1. Start a pairing code on the new device.
2. Approve that code from an existing signed-in browser.
3. Complete pairing on the new browser.
4. Revoke stale devices from the device list.
## Remote Aggregation Demo
Single-server demo:
1. Open `Me -> Servers`.
2. Create a connection code, or use seed code `demo-remote-sync-code`.
3. Connect `http://localhost:8000`.
4. Sync. Remote items appear on Home with remote source badges.
Two-server demo:
```bash
cd backend
DATABASE_URL=sqlite:///./remote.db SERVER_NAME="Club Server" SERVER_ORIGIN=http://localhost:8001 API_BASE_URL=http://localhost:8001/api FRONTEND_ORIGIN=http://localhost:5173 python -m app.db.seed
DATABASE_URL=sqlite:///./remote.db SERVER_NAME="Club Server" SERVER_ORIGIN=http://localhost:8001 API_BASE_URL=http://localhost:8001/api uvicorn app.main:app --port 8001
```
Then connect `http://localhost:8001` from the main app with the remote server's printed connection code.
## Security Notes
- Invite, recovery, and remote connection codes are stored only as hashes.
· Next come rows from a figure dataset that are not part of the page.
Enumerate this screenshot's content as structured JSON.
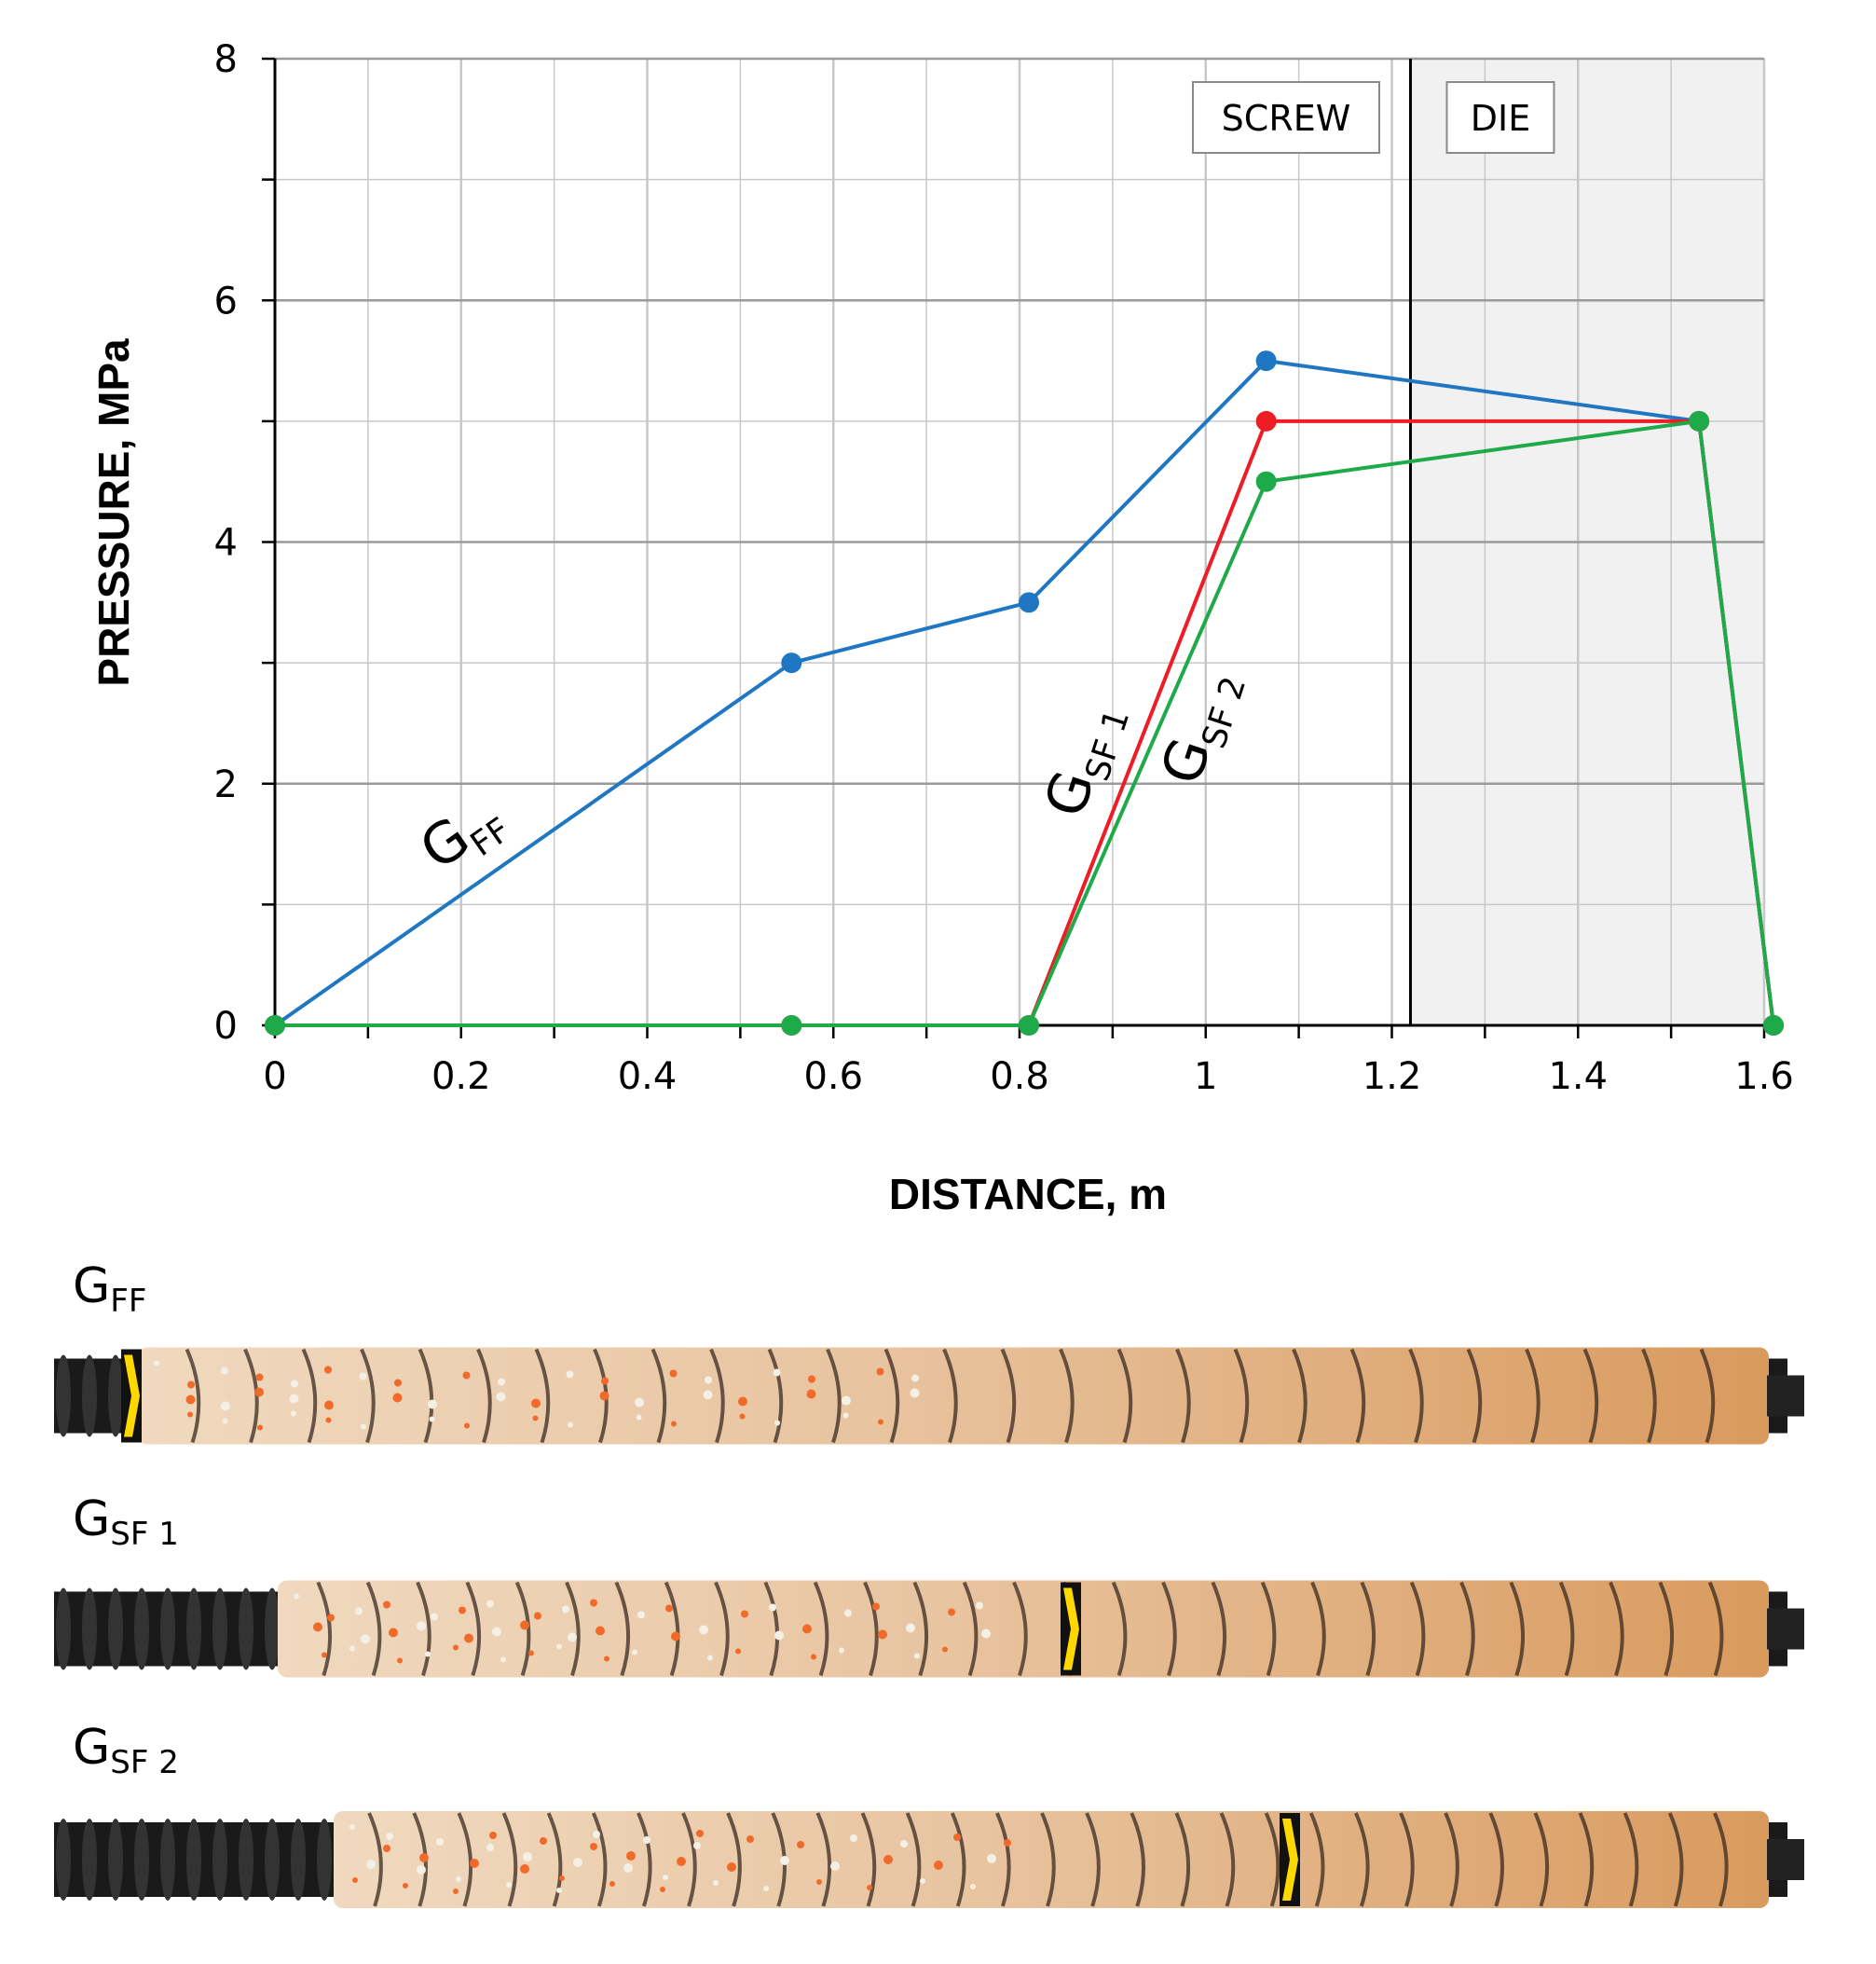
{
  "chart_data": {
    "type": "line",
    "xlabel": "DISTANCE, m",
    "ylabel": "PRESSURE, MPa",
    "xlim": [
      0,
      1.6
    ],
    "ylim": [
      0,
      8
    ],
    "x_ticks": [
      "0",
      "0.2",
      "0.4",
      "0.6",
      "0.8",
      "1",
      "1.2",
      "1.4",
      "1.6"
    ],
    "y_ticks": [
      "0",
      "2",
      "4",
      "6",
      "8"
    ],
    "grid": true,
    "zones": [
      {
        "label": "SCREW",
        "range": [
          0,
          1.22
        ]
      },
      {
        "label": "DIE",
        "range": [
          1.22,
          1.6
        ],
        "shaded": true
      }
    ],
    "series": [
      {
        "name": "G_FF",
        "main": "G",
        "sub": "FF",
        "color": "#1f77c4",
        "x": [
          0,
          0.555,
          0.81,
          1.065,
          1.53,
          1.61
        ],
        "y": [
          0,
          3.0,
          3.5,
          5.5,
          5.0,
          0
        ]
      },
      {
        "name": "G_SF 1",
        "main": "G",
        "sub": "SF 1",
        "color": "#ee1c24",
        "x": [
          0,
          0.555,
          0.81,
          1.065,
          1.53,
          1.61
        ],
        "y": [
          0,
          0,
          0,
          5.0,
          5.0,
          0
        ]
      },
      {
        "name": "G_SF 2",
        "main": "G",
        "sub": "SF 2",
        "color": "#1faa4a",
        "x": [
          0,
          0.555,
          0.81,
          1.065,
          1.53,
          1.61
        ],
        "y": [
          0,
          0,
          0,
          4.5,
          5.0,
          0
        ]
      }
    ]
  },
  "screws": [
    {
      "main": "G",
      "sub": "FF"
    },
    {
      "main": "G",
      "sub": "SF 1"
    },
    {
      "main": "G",
      "sub": "SF 2"
    }
  ],
  "colors": {
    "die_zone": "#f1f1f1",
    "grid": "#c8c8c8",
    "marker_yellow": "#ffd800",
    "dough_light": "#f0d9bf",
    "dough_dark": "#d99a5e",
    "screw_steel": "#1a1a1a"
  }
}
- Sessions use HttpOnly cookies. A readable CSRF cookie/header is wired for production mode; development mode keeps same-site cookie auth simple.
- Remote connection codes are stored server-side in a development adapter field, not in browser localStorage.
- File names are sanitized and upload size is limited.
- Role checks protect invites, official announcements, member management, migration, and remote connection codes.
## Known Limitations
- SMTP is not configured; recovery links are logged/returned in development mode.
- Passkeys use a pluggable development provider, not production WebAuthn.
- Web push is a future adapter.
- No full federation, native app, unofficial messenger bridge, or production E2EE.
- File storage is local filesystem in development; production should use mounted storage or S3-compatible storage.
- Remote writes generally open the source context; local RSVP write-through is implemented.
## Roadmap
- Harden production CSRF and secret management.
- Add PostgreSQL compose profile and migrations.
- Add richer archive parsing for WhatsApp `.txt` exports.
- Add calendar export and optional web push.
- Replace development passkey provider with full WebAuthn.